I placed kisses along her neck, working my way down— my signature move with her. I wanted to kiss every inch of her and I always started at her neck. When I had kissed down her spine—placing extra kisses on the spot where her tumor was, I gripped her hips and slowly slid my cock inside her pussy. She moaned and tilted her head back as we began to rock in sync.
I slid one of my hands under her belly to caress her breast and pinch her nipple. My free hand massaged her clit. She was dripping; my cock slid in and out effortlessly. We continued in this position, our bodies covered in a slight sheen of sweat, my gaze not leaving our connecting point as I pumped my hips.
I watched as my shaft slid in and almost out of her pussy, her juices slicking my cock and my balls slapping against the bottom of her pussy—it was the perfect view.
Her body began to tighten slightly and I knew she was close. I was, too. I thrust harder, balls slapping, and I squirted my seed deep inside her as her body followed with a shake. She leaned forward on the bed with me on her back as I kissed her bare neck again.
We took another shower and then climbed in the bed with her head on my chest, wearing the smile I fell in love with.
I didn’t sleep the night before my surgery. Easton came to make sure I was okay and to be there for me. He slightly snored beside me as I stared at the ceiling. Every thought was running through my head. What if I didn’t wake up? What if they did have to go through my chest? What if I died on the table? What if I had cancer? What if they couldn’t get the tumor out because of the nerve? What if I was in pain forever?

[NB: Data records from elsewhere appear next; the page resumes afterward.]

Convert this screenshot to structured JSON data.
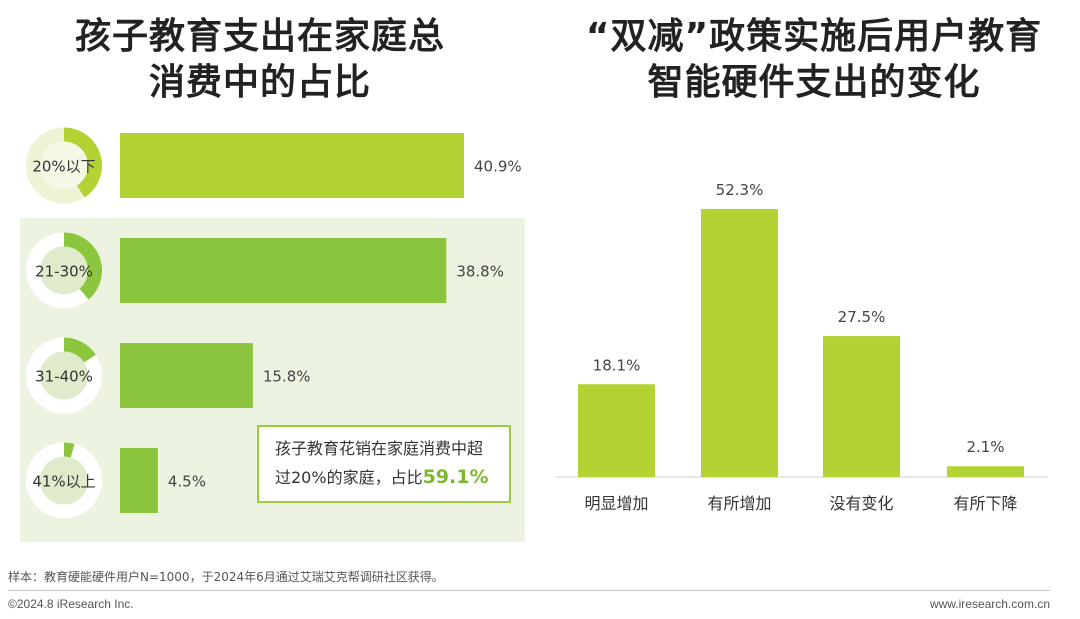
{
  "left_title": [
    "孩子教育支出在家庭总",
    "消费中的占比"
  ],
  "right_title": [
    "“双减”政策实施后用户教育",
    "智能硬件支出的变化"
  ],
  "callout": {
    "line1": "孩子教育花销在家庭消费中超",
    "line2_prefix": "过20%的家庭，占比",
    "value": "59.1%"
  },
  "footnote": "样本：教育硬能硬件用户N=1000，于2024年6月通过艾瑞艾克帮调研社区获得。",
  "copyright": "©2024.8 iResearch Inc.",
  "website": "www.iresearch.com.cn",
  "colors": {
    "bar_top": "#b3d334",
    "bar_green": "#8cc63f",
    "donut_ring_light": "#eef3d6",
    "donut_ring_green": "#e0ebcc",
    "highlight_bg": "#ecf3e0",
    "accent": "#7cb82f"
  },
  "chart_data": [
    {
      "type": "bar",
      "orientation": "horizontal",
      "categories": [
        "20%以下",
        "21-30%",
        "31-40%",
        "41%以上"
      ],
      "values": [
        40.9,
        38.8,
        15.8,
        4.5
      ],
      "labels": [
        "40.9%",
        "38.8%",
        "15.8%",
        "4.5%"
      ],
      "title": "孩子教育支出在家庭总消费中的占比"
    },
    {
      "type": "bar",
      "categories": [
        "明显增加",
        "有所增加",
        "没有变化",
        "有所下降"
      ],
      "values": [
        18.1,
        52.3,
        27.5,
        2.1
      ],
      "labels": [
        "18.1%",
        "52.3%",
        "27.5%",
        "2.1%"
      ],
      "title": "“双减”政策实施后用户教育智能硬件支出的变化"
    }
  ]
}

I think I fell asleep around four in the morning. I had to be at the hospital at seven and therefore only got about two hours of sleep. I wasn’t allowed to eat or drink anything after midnight and honestly, I couldn’t even if I tried.
Nicole and Avery picked us up at my apartment at six-fifteen. It was good that Easton would have someone there with him while I had the surgery. Dr. Bloom estimated it to last about five hours.
Just like the day of my biopsy, no one talked. I mean … this was the day, not just a test. Easton held my hand like he had the time before and instead of not talking and staring out the window, I turned to him and mouthed that I was scared. He unbuckled his seatbelt, slid onto the middle seat, and wrapped me in his arms as he whispered in my ear that everything would be okay. I wanted to believe him, but he wasn’t the one going under the knife.
We arrived at the hospital and I checked in with the appropriate people. After thirty minutes, a nurse came out and said it was my turn. She wouldn’t let anyone back with me so I kissed Easton goodbye and he whispered in my ear that he would be there when I woke up.